Buried.

That about sums it up for most of the country these past few weeks. What are you supposed to do when there is this much snow?

You play in it!!

Spinning the freestyle way (I tried to embed the video but all I can give you is the link. Sorry.)

You cozy up by the fire and admire the serenity of it.

 

And if you still aren’t lovin’ the snow you can always EAT it!   That’s right, snow cream. I’ve always wanted to try this so when it dumped a foot of fluffy, sparkling white I knew the time was ripe. 

Snow cream is snow mixed with cream and sugar to sweeten the deal. Snow cream makes a great base to easily experiment with the flavors. Don’t make life complicated; think mix, freeze and eat. I turned to spices to jazz things up a bit and decided it was the perfect time to try my sapote. Let me explain sapote because up until last October I’d never heard of it as a spice.

Last autumn during a trip to Montreal I stumbled across a fantastic spice shop at the Marché Jean-Talone.

It’s called La Dépense or Epices de Cru and specializes in world spices from the deVienne Family. Being in Montreal the spice clerks didn’t speak a word of English. I dusted off my old French and the staff were very welcoming. As far as I know, I asked for something unusual but pleasant and tasty with sweets.

 The spice clerk cruised the aisles and with a flourish pulled down a jar filled with what looked like almonds on steroids. It was a jar of sapote nuts. Sapote has a mild almond flavor with cherry undertones. It’s supposed to be good grated with a nutmeg grater into warm milk with honey…or…(drumroll)…snow cream!

I also thought I’d use a little nutmeg to brighten the flavor and vanilla because well, I add vanilla to everything.

So here’s the rundown on my version of snow cream. The entire thing was a big make-it-up-as-you-go experiment. The end result was quite tasty.

How to Make Snow Cream

 What to use:

  • nutmeg grater
  • 1 tsp. grated nutmeg (more or less)
  • 1 Tbs. grated sapote (more or less)
  • 1 tsp. vanilla extract
  • 8 cups of fresh snow (more or less)
  • 1 cup of sugar
  • 1 cup cream
  • 1 cup-ish whole milk

What to do:

 1. Grate the sapote and nutmeg. Blend it with the sugar. 

 

 

2. Put this into a giant bowl. Next, collect your snow and add it to the bowl with the sugar.

3. Add your vanilla then stir. At this point you’ll want to move quickly because snow does melt. Once the sugar mixture is distributed add your milk and cream. Stir like crazy. The consistency will look a little like mashed potatoes.

4. Once you’re done put it into a chilled container to store in the freezer to cure for a few hours.

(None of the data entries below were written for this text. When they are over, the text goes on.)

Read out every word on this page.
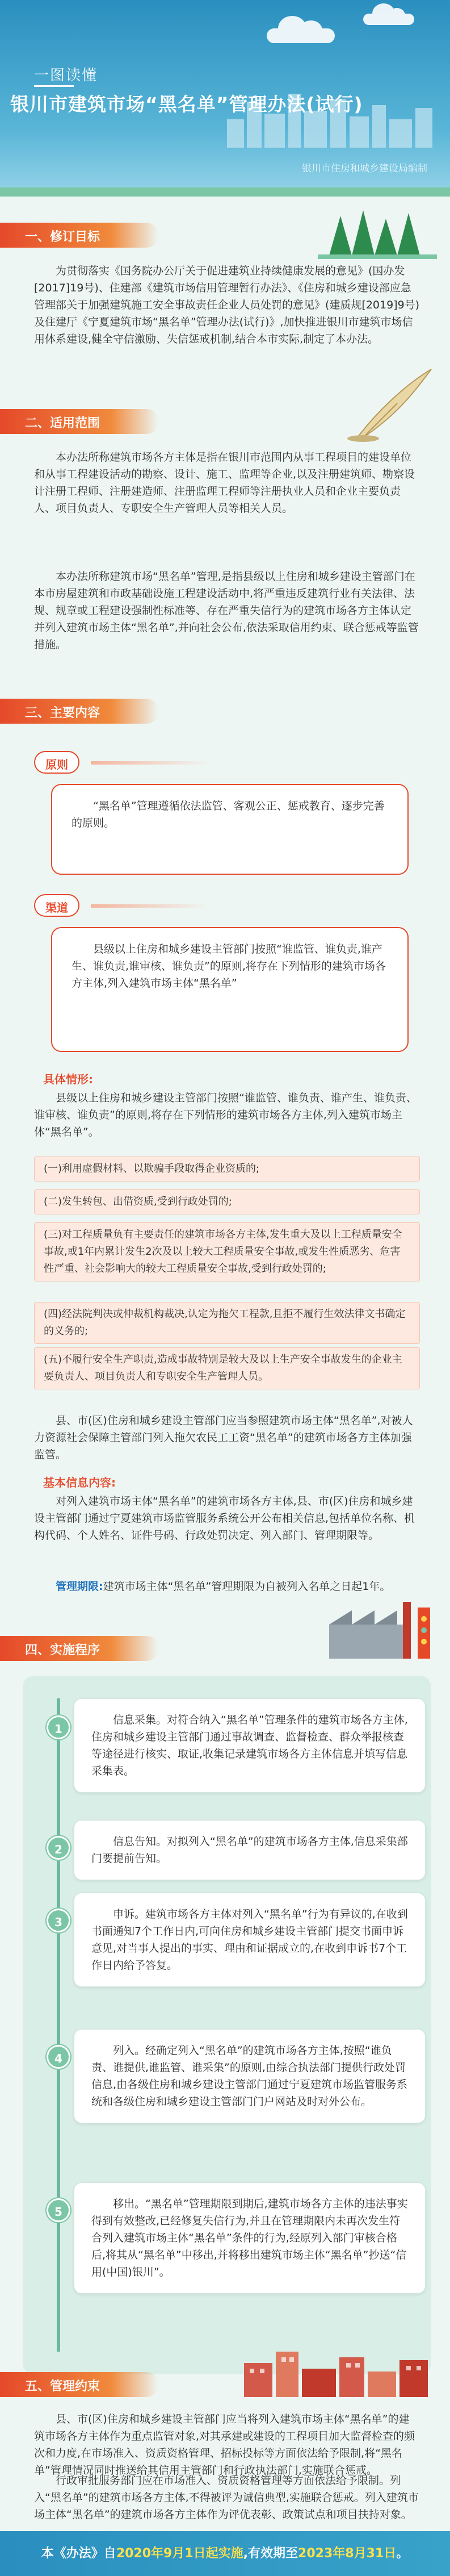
一图读懂
银川市建筑市场“黑名单”管理办法(试行)
银川市住房和城乡建设局编制
一、修订目标
为贯彻落实《国务院办公厅关于促进建筑业持续健康发展的意见》(国办发[2017]19号)、住建部《建筑市场信用管理暂行办法》、《住房和城乡建设部应急管理部关于加强建筑施工安全事故责任企业人员处罚的意见》(建质规[2019]9号)及住建厅《宁夏建筑市场“黑名单”管理办法(试行)》,加快推进银川市建筑市场信用体系建设,健全守信激励、失信惩戒机制,结合本市实际,制定了本办法。
二、适用范围
本办法所称建筑市场各方主体是指在银川市范围内从事工程项目的建设单位和从事工程建设活动的勘察、设计、施工、监理等企业,以及注册建筑师、勘察设计注册工程师、注册建造师、注册监理工程师等注册执业人员和企业主要负责人、项目负责人、专职安全生产管理人员等相关人员。
本办法所称建筑市场“黑名单”管理,是指县级以上住房和城乡建设主管部门在本市房屋建筑和市政基础设施工程建设活动中,将严重违反建筑行业有关法律、法规、规章或工程建设强制性标准等、存在严重失信行为的建筑市场各方主体认定并列入建筑市场主体“黑名单”,并向社会公布,依法采取信用约束、联合惩戒等监管措施。
三、主要内容
原则
“黑名单”管理遵循依法监管、客观公正、惩戒教育、逐步完善的原则。
渠道
县级以上住房和城乡建设主管部门按照“谁监管、谁负责,谁产生、谁负责,谁审核、谁负责”的原则,将存在下列情形的建筑市场各方主体,列入建筑市场主体“黑名单”
具体情形:
县级以上住房和城乡建设主管部门按照“谁监管、谁负责、谁产生、谁负责、谁审核、谁负责”的原则,将存在下列情形的建筑市场各方主体,列入建筑市场主体“黑名单”。
(一)利用虚假材料、以欺骗手段取得企业资质的;
(二)发生转包、出借资质,受到行政处罚的;
(三)对工程质量负有主要责任的建筑市场各方主体,发生重大及以上工程质量安全事故,或1年内累计发生2次及以上较大工程质量安全事故,或发生性质恶劣、危害性严重、社会影响大的较大工程质量安全事故,受到行政处罚的;
(四)经法院判决或仲裁机构裁决,认定为拖欠工程款,且拒不履行生效法律文书确定的义务的;
(五)不履行安全生产职责,造成事故特别是较大及以上生产安全事故发生的企业主要负责人、项目负责人和专职安全生产管理人员。
县、市(区)住房和城乡建设主管部门应当参照建筑市场主体“黑名单”,对被人力资源社会保障主管部门列入拖欠农民工工资“黑名单”的建筑市场各方主体加强监管。
基本信息内容:
对列入建筑市场主体“黑名单”的建筑市场各方主体,县、市(区)住房和城乡建设主管部门通过宁夏建筑市场监管服务系统公开公布相关信息,包括单位名称、机构代码、个人姓名、证件号码、行政处罚决定、列入部门、管理期限等。
管理期限:建筑市场主体“黑名单”管理期限为自被列入名单之日起1年。
四、实施程序
1
信息采集。对符合纳入“黑名单”管理条件的建筑市场各方主体,住房和城乡建设主管部门通过事故调查、监督检查、群众举报核查等途径进行核实、取证,收集记录建筑市场各方主体信息并填写信息采集表。
2
信息告知。对拟列入“黑名单”的建筑市场各方主体,信息采集部门要提前告知。
3
申诉。建筑市场各方主体对列入“黑名单”行为有异议的,在收到书面通知7个工作日内,可向住房和城乡建设主管部门提交书面申诉意见,对当事人提出的事实、理由和证据成立的,在收到申诉书7个工作日内给予答复。
4
列入。经确定列入“黑名单”的建筑市场各方主体,按照“谁负责、谁提供,谁监管、谁采集”的原则,由综合执法部门提供行政处罚信息,由各级住房和城乡建设主管部门通过宁夏建筑市场监管服务系统和各级住房和城乡建设主管部门门户网站及时对外公布。
5
移出。“黑名单”管理期限到期后,建筑市场各方主体的违法事实得到有效整改,已经修复失信行为,并且在管理期限内未再次发生符合列入建筑市场主体“黑名单”条件的行为,经原列入部门审核合格后,将其从“黑名单”中移出,并将移出建筑市场主体“黑名单”抄送“信用(中国)银川”。
五、管理约束
县、市(区)住房和城乡建设主管部门应当将列入建筑市场主体“黑名单”的建筑市场各方主体作为重点监管对象,对其承建或建设的工程项目加大监督检查的频次和力度,在市场准入、资质资格管理、招标投标等方面依法给予限制,将“黑名单”管理情况同时推送给其信用主管部门和行政执法部门,实施联合惩戒。
行政审批服务部门应在市场准入、资质资格管理等方面依法给予限制。列入“黑名单”的建筑市场各方主体,不得被评为诚信典型,实施联合惩戒。列入建筑市场主体“黑名单”的建筑市场各方主体作为评优表彰、政策试点和项目扶持对象。
本《办法》自2020年9月1日起实施,有效期至2023年8月31日。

5. Scoop and serve! The consistency will be similar to a cross between sorbet and granita. In fact the Italians started the snow cream trend with limonata which they made by adding sweetened lemon mixture to snow.

The verdict: Snow cream is tasty, fun and just feels like a neat thing to do. I probably wouldn’t serve it at a dinner party but everyone does like the novelty of it.

What about you? What do you love about the snow and have you ever used it as an ingredient?